Now, let’s get into the complete list of system design interview questions asked in interviews for different roles at Meta.
Keep in mind that, in most cases, your interviewer will adapt the question to your background. For instance, if you've worked on an API product they're more likely to ask you to design an API. But that won't always be the case, so practice with the questions below to be ready to design any type of product or system at a high level.

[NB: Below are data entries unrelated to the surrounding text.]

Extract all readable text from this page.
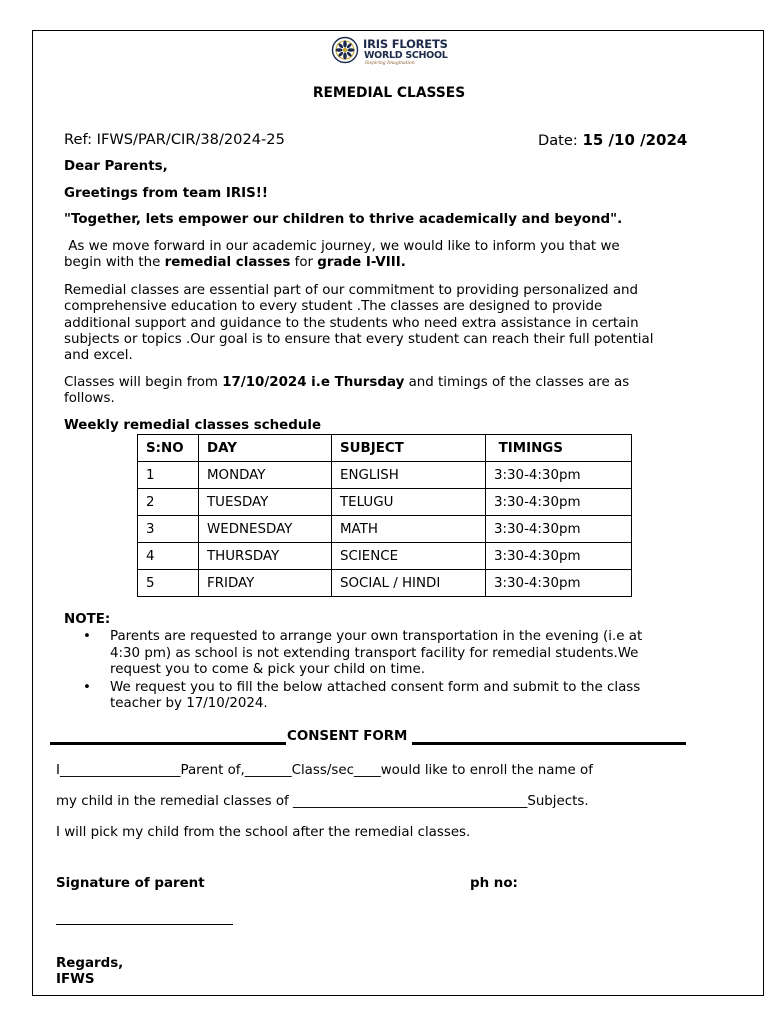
IRIS FLORETS
WORLD SCHOOL
Inspiring Imagination
REMEDIAL CLASSES
Ref: IFWS/PAR/CIR/38/2024-25	Date: 15 /10 /2024
Dear Parents,
Greetings from team IRIS!!
"Together, lets empower our children to thrive academically and beyond".

As we move forward in our academic journey, we would like to inform you that we

begin with the remedial classes for grade I-VIII.

Remedial classes are essential part of our commitment to providing personalized and

comprehensive education to every student .The classes are designed to provide

additional support and guidance to the students who need extra assistance in certain

subjects or topics .Our goal is to ensure that every student can reach their full potential

and excel.

Classes will begin from 17/10/2024 i.e Thursday and timings of the classes are as

follows.

Weekly remedial classes schedule
S:NO	DAY	SUBJECT	TIMINGS
1	MONDAY	ENGLISH	3:30-4:30pm
2	TUESDAY	TELUGU	3:30-4:30pm
3	WEDNESDAY	MATH	3:30-4:30pm
4	THURSDAY	SCIENCE	3:30-4:30pm
5	FRIDAY	SOCIAL / HINDI	3:30-4:30pm
NOTE:
• Parents are requested to arrange your own transportation in the evening (i.e at
4:30 pm) as school is not extending transport facility for remedial students.We
request you to come & pick your child on time.
• We request you to fill the below attached consent form and submit to the class
teacher by 17/10/2024.
CONSENT FORM
I__________________Parent of,_______Class/sec____would like to enroll the name of
my child in the remedial classes of ___________________________________Subjects.
I will pick my child from the school after the remedial classes.
Signature of parent	ph no:
Regards,
IFWS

We’ve divided the questions by role: software engineer, engineering manager, and technical program manager.
Note that for each role, interviewers ask similar questions to test different skills. For example, engineering managers will be expected to give more in-depth answers than software engineers, including a discussion of how the system would play into the larger business context of the company. TPMs must be able to discuss the merits of different architectures in order to work with engineers.

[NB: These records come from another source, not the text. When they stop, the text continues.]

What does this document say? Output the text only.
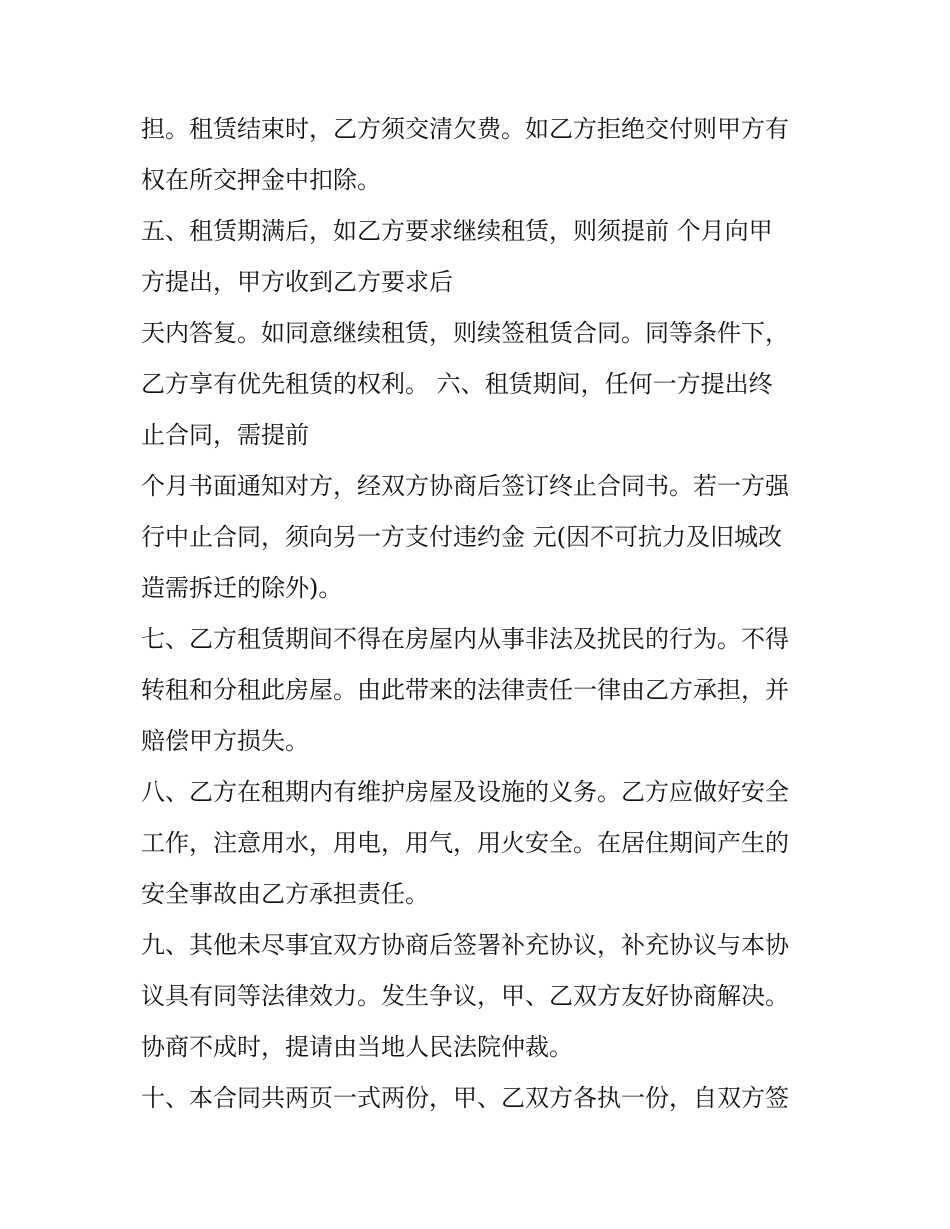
担。租赁结束时，乙方须交清欠费。如乙方拒绝交付则甲方有
权在所交押金中扣除。
五、租赁期满后，如乙方要求继续租赁，则须提前 个月向甲
方提出，甲方收到乙方要求后
天内答复。如同意继续租赁，则续签租赁合同。同等条件下，
乙方享有优先租赁的权利。 六、租赁期间，任何一方提出终
止合同，需提前
个月书面通知对方，经双方协商后签订终止合同书。若一方强
行中止合同，须向另一方支付违约金 元(因不可抗力及旧城改
造需拆迁的除外)。
七、乙方租赁期间不得在房屋内从事非法及扰民的行为。不得
转租和分租此房屋。由此带来的法律责任一律由乙方承担，并
赔偿甲方损失。
八、乙方在租期内有维护房屋及设施的义务。乙方应做好安全
工作，注意用水，用电，用气，用火安全。在居住期间产生的
安全事故由乙方承担责任。
九、其他未尽事宜双方协商后签署补充协议，补充协议与本协
议具有同等法律效力。发生争议，甲、乙双方友好协商解决。
协商不成时，提请由当地人民法院仲裁。
十、本合同共两页一式两份，甲、乙双方各执一份，自双方签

Test out your skills using the questions below.
3.1 Meta system design interview questions (for software engineers)
- Design Instagram
- Design X new feature for the Facebook app (e.g a "where are my friends?" tool)
- How would you design an auto-complete service for a search engine?
- Design the Facebook news feed
- Design Facebook Messenger or WhatsApp
- Design the Instagram Stories iOS app.
- Questions about Linux internals and how to troubleshoot the servers.
- Building minesweeper board on NxM
- Implement minesweeper game on a whiteboard.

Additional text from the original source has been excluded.